It is for this reason that I decided to trace the taper onto the edges of the blades and trim them down with my circular saw. Ten minutes worth of cutting would save weeks of shaving, I reasoned. And I'm pretty good at following a line with that tool. It seemed like a judicious application of power tools.
A badly scarred blade. Even Elliott, sighting along the blade, is disappointed in the result. |
It turns out that my circular saw was slightly out of square; the thin cuts I have been doing lately were in material (plywood, thin lumber...) too thin to show the angle, but cutting a full three-plus inches deep, it was very noticeable. The fact that the right-side cuts were turning out okay, while the left-side cuts were not, should have clued me in. But sometimes we're resistant to the lessons available to us. It takes a real mess to open our eyes to the problem.

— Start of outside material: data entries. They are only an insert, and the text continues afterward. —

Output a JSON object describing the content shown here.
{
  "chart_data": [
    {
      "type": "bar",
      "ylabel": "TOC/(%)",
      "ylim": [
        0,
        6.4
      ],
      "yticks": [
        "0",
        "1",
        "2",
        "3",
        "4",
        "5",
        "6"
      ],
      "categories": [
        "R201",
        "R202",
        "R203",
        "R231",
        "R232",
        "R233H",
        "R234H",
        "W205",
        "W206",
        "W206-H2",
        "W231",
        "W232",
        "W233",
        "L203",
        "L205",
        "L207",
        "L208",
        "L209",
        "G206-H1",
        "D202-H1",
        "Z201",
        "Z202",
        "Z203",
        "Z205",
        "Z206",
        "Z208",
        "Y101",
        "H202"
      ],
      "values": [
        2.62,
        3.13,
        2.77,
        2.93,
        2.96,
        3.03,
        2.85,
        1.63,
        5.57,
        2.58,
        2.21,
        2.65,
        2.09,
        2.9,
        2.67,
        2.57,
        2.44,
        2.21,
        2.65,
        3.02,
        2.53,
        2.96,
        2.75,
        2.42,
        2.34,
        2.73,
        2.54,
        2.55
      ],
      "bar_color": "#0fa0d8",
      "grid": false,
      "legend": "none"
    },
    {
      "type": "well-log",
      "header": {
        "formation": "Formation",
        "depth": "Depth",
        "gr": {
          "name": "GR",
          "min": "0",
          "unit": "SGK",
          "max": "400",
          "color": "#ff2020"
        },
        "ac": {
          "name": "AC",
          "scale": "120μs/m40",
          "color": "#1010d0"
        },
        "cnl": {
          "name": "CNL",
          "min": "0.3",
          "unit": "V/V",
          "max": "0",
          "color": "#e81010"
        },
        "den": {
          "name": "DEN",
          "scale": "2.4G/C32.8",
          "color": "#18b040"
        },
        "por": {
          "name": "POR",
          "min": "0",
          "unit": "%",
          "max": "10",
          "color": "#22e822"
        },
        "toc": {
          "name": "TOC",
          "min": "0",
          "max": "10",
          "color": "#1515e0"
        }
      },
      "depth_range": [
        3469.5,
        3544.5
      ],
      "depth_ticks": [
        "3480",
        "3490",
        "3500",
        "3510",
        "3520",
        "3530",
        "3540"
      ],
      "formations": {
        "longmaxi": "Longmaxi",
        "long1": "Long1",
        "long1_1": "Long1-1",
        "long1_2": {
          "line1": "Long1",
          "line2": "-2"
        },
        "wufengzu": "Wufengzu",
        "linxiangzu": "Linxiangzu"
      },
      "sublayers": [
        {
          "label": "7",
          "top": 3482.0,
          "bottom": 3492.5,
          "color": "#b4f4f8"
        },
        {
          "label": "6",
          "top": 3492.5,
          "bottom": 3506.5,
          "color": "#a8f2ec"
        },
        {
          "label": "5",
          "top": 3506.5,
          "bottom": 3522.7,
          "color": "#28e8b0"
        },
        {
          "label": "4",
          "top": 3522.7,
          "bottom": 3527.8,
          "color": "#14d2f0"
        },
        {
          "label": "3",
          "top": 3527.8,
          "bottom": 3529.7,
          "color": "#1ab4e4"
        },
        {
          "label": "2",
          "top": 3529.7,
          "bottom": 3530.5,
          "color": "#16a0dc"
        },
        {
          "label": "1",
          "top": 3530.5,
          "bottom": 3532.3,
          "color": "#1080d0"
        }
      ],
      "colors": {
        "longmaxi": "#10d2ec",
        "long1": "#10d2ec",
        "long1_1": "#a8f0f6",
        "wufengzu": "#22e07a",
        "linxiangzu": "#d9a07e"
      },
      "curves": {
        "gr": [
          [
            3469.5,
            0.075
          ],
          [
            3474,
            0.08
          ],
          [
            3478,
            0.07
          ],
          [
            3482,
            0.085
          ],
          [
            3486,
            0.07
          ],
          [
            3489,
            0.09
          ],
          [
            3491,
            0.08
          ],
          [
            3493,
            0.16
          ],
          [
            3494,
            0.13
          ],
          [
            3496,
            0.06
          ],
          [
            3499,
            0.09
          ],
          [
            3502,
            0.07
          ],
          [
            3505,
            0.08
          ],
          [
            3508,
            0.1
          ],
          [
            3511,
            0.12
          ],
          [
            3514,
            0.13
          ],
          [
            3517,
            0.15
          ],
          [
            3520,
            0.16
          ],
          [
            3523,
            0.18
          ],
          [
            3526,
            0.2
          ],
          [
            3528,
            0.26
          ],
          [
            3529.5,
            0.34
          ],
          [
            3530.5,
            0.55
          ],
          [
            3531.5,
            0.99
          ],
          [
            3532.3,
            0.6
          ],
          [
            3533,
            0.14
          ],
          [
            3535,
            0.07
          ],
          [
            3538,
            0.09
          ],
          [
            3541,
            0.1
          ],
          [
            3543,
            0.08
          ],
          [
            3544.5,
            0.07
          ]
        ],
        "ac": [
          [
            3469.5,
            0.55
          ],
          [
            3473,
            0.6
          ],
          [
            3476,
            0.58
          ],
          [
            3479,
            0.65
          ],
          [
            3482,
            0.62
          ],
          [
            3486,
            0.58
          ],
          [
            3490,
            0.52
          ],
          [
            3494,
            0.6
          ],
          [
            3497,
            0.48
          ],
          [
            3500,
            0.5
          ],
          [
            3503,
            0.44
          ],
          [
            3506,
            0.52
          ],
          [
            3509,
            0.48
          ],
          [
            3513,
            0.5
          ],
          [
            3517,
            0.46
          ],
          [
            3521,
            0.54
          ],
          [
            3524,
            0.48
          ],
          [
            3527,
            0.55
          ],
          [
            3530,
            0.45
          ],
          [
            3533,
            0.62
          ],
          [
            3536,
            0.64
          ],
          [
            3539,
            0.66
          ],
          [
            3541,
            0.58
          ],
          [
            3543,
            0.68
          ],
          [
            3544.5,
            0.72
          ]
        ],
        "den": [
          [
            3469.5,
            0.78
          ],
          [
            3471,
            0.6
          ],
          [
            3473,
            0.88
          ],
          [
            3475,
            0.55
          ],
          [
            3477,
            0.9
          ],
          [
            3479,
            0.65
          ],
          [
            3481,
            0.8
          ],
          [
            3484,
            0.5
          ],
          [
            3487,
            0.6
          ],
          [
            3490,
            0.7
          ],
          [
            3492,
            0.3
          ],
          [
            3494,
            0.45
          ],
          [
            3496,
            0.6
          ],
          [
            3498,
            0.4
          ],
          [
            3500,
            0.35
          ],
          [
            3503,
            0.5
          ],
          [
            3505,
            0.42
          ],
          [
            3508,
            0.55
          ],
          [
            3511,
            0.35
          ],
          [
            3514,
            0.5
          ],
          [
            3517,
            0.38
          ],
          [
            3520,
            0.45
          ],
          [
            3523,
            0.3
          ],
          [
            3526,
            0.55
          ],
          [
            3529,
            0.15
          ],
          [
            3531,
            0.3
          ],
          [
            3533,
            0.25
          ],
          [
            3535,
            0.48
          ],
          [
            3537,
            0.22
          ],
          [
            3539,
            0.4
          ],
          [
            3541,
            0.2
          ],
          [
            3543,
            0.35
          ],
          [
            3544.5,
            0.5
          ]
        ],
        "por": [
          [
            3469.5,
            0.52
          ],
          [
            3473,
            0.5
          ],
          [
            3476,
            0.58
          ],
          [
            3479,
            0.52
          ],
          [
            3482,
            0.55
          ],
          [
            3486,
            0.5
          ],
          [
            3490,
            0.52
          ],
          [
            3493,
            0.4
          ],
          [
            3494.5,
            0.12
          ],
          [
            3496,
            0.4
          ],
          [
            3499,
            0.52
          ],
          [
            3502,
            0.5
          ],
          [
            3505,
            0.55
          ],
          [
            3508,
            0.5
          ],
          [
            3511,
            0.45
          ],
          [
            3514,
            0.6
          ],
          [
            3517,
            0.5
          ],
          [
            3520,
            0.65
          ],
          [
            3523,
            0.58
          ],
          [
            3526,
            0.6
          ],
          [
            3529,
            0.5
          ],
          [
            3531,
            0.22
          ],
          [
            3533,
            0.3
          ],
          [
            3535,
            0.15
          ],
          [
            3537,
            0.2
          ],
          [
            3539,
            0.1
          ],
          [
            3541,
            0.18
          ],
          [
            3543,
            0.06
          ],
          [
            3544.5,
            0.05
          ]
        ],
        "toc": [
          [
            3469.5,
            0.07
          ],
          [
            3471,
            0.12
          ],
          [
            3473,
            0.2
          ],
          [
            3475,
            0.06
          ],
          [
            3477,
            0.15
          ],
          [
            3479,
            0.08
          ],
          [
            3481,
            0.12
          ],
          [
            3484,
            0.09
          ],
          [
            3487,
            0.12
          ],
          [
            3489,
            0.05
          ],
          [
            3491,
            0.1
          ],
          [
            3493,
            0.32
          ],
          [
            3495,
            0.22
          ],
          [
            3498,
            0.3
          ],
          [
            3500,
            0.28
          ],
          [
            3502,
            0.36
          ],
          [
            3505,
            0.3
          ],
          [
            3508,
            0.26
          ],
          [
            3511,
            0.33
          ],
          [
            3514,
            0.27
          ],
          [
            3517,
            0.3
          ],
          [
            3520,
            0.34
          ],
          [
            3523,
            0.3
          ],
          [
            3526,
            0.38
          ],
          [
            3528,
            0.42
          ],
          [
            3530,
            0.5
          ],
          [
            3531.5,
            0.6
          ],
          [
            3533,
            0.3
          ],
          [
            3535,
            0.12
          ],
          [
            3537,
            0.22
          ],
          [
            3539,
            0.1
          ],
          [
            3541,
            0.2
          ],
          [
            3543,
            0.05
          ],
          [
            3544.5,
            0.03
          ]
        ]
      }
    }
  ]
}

That red line is the center of the edge. The worst error didn't just eat into the paddle surface, it ate half of that side of the paddle away. |
This paddle was not as badly disfigured, but it's still going to be thinner and weaker than I meant for it to be. |
The big lesson here is that it's always a mistake to use the wrong tool. The kind of shaping I'm attempting really ought to done with a bandsaw and belt sander, not a block plane. Lacking a belt sander, but wanting faster progress than I was getting with the plane, I tried a circular saw.... You can't use a circular saw to do delicate shaping, any more than you can use a hammer or a soldering iron. So I'm going to check Craigslist and pawn shops for inexpensive belt sanders. And in the meantime, I'll be muttering the wise words of Mr. Miyagi under my breath while I endlessly plane away the worst of my mistakes: "Wax on, wax off."